そんな矢先に見付けた赤色のゴシック体、5足組合せ自由で1100円。安物買いの銭失いはご遠慮願うが、過去に何度か買い物をしたことのある靴下屋さんだったので、多分大丈夫だろう。4足1100円は割と見かけるが、これは5足だし、まあコスパは良かろう。消耗品は割り切りも大事だ。
そーいや先日、職場履きのサンダルがやたらぺたぺたするなと思ったら、踵の辺りに小指の先程度の穴が出現しており、社会人としてこれは如何か、とか思った記憶がふやふやの脳裏を駆け巡る。業務のタスクが増えまくるせいで、私生活のあれそれはすっかり忘却の彼方であった。
そんな中、これはきっと奇跡的な出会いである。買うしかあるまい。
いざ、と気合を入れて店舗に足を踏み入れ、丁寧に山積みされた色彩鮮やかな布地たちに手を伸ばし、春夏向けのええ感じの奴を発掘する作業を開始した。
さて、過ぎていった秋冬、私は靴下選びでちょっと失敗した。一向に改善されない足先の冷えを何とかするべく、ぬくそうな少し厚手のものを数足購入したものの、なんとスニーカーを脱ぐ時に繊維がもろもろと出てきてしまうタイプだった。スリッパにまで黒やら紺やらの繊維のかけらが纏わりついて、地味にヤな感じであった。肌触りのよい生地だっただけに、まさかこんなことになるとは。見抜けなかったのが悔しい。
店内の棚には刺繍の入ったものや、夏らしくシースルー素材なども散見されたが、悔いを糧にするのであれば履き心地と耐久性を考慮して選び抜くべきであろう。あと通気性とか吸湿性とか。靴下なんか汗を吸ってなんぼですからね。知らんけど。
脚のむくみが気になる年頃なので、着圧レギンスと靴下で毎日を過ごしており、これからぐんぐん上昇するであろう最高気温を想像すれば、吸湿機能は欠かせない。また、職場でも履く時間が最も長いことから、それほど華美でないものがよい。サンダルでもさほど違和感のないものであればなおよい。云々。
余談だが、よく考えたら高校の頃から着圧ソックスを愛用していたのだった。むくむくぷくぷくである。去年5キロも太ったし。晩ご飯を食べる時間が遅いのと運動不足が原因であることは理解しているが、自分に甘いので一向に痩せそうにない。今年こそ体重を元通りにしたいものである。
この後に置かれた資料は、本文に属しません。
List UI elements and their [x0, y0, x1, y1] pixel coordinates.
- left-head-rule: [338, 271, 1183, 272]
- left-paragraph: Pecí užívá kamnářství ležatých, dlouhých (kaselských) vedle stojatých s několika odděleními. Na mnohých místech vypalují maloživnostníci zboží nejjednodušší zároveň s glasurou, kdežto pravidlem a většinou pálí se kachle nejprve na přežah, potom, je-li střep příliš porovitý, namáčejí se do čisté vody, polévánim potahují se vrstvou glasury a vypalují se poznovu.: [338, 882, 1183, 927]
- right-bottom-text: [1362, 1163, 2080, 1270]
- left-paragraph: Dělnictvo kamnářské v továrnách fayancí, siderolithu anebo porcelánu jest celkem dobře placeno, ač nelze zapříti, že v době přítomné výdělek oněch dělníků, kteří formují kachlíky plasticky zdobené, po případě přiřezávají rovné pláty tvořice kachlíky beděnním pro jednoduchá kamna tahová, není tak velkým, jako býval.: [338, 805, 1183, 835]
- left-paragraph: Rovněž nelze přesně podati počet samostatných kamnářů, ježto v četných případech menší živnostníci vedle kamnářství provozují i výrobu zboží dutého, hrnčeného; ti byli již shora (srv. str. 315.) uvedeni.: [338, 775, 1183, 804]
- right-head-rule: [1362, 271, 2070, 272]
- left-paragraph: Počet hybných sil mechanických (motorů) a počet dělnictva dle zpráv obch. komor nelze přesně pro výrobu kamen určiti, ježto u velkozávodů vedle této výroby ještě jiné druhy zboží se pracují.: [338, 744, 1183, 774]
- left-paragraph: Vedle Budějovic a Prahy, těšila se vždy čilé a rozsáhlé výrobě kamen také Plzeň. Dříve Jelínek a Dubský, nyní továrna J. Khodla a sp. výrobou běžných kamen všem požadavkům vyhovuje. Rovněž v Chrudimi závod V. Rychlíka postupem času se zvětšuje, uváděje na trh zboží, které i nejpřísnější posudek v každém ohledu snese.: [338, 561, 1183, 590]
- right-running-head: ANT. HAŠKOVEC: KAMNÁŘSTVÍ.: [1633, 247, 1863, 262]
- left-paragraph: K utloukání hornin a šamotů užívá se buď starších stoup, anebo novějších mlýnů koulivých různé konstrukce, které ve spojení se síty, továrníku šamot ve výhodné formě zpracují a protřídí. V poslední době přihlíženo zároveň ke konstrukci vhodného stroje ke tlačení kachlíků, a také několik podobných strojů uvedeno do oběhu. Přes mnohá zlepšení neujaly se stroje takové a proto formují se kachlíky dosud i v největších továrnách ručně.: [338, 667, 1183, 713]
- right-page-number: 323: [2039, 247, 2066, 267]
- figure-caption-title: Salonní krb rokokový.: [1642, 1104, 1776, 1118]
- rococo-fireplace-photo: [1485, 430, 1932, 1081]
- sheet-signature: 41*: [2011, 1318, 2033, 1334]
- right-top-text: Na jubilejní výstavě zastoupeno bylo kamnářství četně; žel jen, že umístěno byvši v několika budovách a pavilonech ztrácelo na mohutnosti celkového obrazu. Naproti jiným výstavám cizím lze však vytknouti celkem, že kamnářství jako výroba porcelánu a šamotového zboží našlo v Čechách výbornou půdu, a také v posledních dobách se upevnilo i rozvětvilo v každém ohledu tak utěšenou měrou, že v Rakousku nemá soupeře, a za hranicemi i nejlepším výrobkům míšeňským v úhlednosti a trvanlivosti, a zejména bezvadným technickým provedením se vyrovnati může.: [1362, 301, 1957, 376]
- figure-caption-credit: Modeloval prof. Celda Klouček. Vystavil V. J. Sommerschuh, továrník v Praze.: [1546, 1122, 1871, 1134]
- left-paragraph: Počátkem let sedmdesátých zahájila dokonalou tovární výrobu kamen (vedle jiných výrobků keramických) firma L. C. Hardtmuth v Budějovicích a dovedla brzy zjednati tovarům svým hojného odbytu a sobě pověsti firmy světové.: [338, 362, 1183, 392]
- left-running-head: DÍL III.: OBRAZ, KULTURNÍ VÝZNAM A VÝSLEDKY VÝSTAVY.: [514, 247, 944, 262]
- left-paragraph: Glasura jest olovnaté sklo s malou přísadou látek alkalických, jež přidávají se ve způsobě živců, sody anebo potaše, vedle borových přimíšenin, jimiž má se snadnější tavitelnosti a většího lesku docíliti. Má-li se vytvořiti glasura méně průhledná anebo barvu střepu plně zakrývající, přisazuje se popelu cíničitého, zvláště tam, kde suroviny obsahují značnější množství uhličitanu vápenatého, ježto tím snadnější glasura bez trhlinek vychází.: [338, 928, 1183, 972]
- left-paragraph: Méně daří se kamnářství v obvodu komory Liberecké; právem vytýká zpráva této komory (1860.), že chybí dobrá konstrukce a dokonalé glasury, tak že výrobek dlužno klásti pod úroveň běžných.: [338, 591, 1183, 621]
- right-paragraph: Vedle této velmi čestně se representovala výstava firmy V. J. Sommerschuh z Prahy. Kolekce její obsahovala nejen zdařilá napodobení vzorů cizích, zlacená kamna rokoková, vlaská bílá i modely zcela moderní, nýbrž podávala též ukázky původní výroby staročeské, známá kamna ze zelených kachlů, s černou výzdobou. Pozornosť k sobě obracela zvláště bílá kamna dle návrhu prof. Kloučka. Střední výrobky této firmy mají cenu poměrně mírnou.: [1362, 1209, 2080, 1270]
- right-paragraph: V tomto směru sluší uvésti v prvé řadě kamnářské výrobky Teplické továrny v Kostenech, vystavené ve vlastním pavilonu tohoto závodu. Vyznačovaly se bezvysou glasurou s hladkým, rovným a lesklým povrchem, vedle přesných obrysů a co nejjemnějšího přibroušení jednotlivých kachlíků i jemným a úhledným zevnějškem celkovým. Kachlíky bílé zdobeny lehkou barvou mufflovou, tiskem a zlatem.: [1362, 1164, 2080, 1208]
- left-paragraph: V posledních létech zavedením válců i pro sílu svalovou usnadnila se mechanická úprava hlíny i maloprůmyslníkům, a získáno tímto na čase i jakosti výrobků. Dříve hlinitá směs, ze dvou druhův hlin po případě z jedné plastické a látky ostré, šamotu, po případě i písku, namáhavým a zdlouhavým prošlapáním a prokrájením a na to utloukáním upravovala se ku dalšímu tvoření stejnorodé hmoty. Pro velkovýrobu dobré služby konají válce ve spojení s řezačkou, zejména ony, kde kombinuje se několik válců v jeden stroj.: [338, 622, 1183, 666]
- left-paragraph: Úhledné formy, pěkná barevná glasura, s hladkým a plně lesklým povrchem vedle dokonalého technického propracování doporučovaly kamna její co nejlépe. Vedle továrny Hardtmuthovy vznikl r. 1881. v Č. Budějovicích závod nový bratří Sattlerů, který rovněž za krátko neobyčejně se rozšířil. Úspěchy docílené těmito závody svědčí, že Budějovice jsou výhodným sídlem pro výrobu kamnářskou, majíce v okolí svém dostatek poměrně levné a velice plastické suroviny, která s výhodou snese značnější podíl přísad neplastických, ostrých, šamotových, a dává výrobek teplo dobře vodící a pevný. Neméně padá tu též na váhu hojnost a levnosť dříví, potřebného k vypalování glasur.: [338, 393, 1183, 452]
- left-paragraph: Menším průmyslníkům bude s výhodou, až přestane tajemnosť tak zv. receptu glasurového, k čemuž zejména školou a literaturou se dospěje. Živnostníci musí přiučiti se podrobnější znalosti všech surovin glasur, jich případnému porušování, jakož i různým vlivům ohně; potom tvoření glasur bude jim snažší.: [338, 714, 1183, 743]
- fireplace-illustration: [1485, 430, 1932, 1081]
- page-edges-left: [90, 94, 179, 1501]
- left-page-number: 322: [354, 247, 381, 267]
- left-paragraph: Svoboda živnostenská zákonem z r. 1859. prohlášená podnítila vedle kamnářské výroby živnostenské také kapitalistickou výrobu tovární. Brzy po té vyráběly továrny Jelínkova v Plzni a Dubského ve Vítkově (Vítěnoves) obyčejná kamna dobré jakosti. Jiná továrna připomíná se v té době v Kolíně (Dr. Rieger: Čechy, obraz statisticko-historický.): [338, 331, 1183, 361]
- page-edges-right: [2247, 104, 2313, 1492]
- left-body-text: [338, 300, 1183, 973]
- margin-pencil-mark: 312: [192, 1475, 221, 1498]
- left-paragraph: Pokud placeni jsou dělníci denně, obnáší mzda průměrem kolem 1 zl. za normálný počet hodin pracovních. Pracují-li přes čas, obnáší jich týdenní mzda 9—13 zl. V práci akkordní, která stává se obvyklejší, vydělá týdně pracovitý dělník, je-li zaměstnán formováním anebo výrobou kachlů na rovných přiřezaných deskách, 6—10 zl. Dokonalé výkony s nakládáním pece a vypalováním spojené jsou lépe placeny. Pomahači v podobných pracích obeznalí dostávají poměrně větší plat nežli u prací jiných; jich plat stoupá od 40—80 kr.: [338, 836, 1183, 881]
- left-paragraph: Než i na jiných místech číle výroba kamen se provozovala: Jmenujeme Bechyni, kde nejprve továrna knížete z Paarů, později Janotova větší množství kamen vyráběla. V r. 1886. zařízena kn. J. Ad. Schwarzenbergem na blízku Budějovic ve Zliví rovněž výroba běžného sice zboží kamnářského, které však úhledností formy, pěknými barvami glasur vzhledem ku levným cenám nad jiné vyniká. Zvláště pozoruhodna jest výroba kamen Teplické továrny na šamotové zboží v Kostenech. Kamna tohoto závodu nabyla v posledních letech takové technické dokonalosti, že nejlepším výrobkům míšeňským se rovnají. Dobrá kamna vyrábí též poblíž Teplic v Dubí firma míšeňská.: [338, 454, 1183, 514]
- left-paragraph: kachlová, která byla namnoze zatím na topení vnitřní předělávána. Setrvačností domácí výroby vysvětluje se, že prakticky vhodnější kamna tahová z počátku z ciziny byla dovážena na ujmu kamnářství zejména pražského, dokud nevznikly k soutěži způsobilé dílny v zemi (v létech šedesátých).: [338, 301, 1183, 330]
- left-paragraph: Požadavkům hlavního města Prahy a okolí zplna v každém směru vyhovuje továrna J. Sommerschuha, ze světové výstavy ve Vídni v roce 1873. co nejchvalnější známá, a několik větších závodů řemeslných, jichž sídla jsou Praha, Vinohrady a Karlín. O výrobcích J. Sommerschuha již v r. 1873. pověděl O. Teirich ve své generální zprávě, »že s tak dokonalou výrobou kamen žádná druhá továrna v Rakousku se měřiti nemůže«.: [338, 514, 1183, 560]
という訳で、うんうん唸りながら選別を重ねた結果、足元の戦闘デッキは無難に黒白グレーの3色で構成されたのであった。肌触り、吸湿性、スニーカー・サンダル問わずに履けるリブ素材と完璧の布陣である。多分。
るんるんで帰宅し、早速翌日から履いたところ、目論見通りの品質で大満足であった。関西人たるもの、安くてええもの見付けてなんぼですからね。そんな春の日。